JavaScripts source maps seem to typically be at no finer than token granularity. As an example, identity-map uses token granularity.
I know I've seen other examples, but can't remember where.
Why don't we use AST-node based granularity instead? That is, if our source maps had locations for all and only starts of AST nodes, what would be the downside?
In my understanding, source maps are used for crash stack decoding and for debugging: there will never be an error location or useful breakpoint that isn't at the start of some AST node, right?
Some further clarification:
The question pertains to cases where the AST is already known. So "it's more expensive to generate an AST than an array of tokens" wouldn't answer the question.
The practical impact of this question is that if we could decrease the granularity of source maps while preserving the behavior of debuggers and crash stack decoders, then source maps could be much smaller. The main advantage being performance of debuggers: dev tools can take a long time to process large source files, making debugging a pain.
Here is an example of adding source map locations at the token level using the source-map library:
for (const token of tokens) {
generator.addMapping({
source: "source.js",
original: token.location(),
generated: generated.get(token).location(),
});
}
And here is an example of adding locations at the AST node level:
for (const node of nodes) {
generator.addMapping({
source: "source.js",
original: node.location(),
generated: generated.get(node).location(),
});
}
Q1: Why expect there to be fewer starts of AST Nodes than starts of tokens?
A1: Because if there were more starts of AST Nodes than starts of tokens then there would be an AST Node that starts at a non-token. Which would be quite an accomplishment for the author of the parser! To make this concrete, suppose you have the following JavaScript statement:
const a = function *() { return a + ++ b }
Here are the locations at the starts of tokens:
const a = function *() { return a + ++ b } /*
^ ^ ^ ^^^ ^ ^ ^ ^ ^ ^ ^
*/
Here's roughly where most parsers will say the starts of AST Nodes are.

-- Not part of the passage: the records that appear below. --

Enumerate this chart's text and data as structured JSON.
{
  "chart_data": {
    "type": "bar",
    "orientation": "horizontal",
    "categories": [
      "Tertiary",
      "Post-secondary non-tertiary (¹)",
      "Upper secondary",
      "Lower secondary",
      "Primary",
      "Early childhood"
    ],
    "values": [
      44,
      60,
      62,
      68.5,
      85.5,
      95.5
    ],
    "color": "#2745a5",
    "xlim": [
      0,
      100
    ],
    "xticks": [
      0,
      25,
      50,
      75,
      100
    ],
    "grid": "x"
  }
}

const a = function *() { return a + ++ b } /*
^ ^ ^ ^ ^ ^ ^
*/
That's a 46% reduction in the number of source-map locations!
Q2: Why expect AST-Node-granularity source maps to be smaller?
A2:See A1 above
Q3: What format would you use for referencing AST Nodes?
A3: No format. See the sample code in Update 1 above. I am talking about adding source map locations for the starts of AST Nodes. The process is almost exactly the same as the process for adding source map locations for the starts of tokens, except you are adding fewer locations.
Q4: How can you assert that all tools dealing with the source map use the same AST representation?
A4: Assume we control the entire pipeline and are using the same parser everywhere.
The TypeScript
compiler actually only emits sourcemap locations on AST node bounds, with some exceptions to improve compatibility with certain tools that expect mappings for certain positions, so token-based maps actually aren't quite universal. In the example you give, TS's sourcemaps are for positions like so:
const a = function *() { return a + ++ b } /*
^ ^^ ^ ^ ^^ ^ ^^^
*/
Which are generally both the start and end of each Identifier AST node (plus starts otherwise).
The rationale for mapping both start and end positions for an Identifier AST node is pretty simple - when you rename an Identifier, you want a selection range on that renamed identifier to be able to map back to the original identifier, without necessarily relying on heuristics.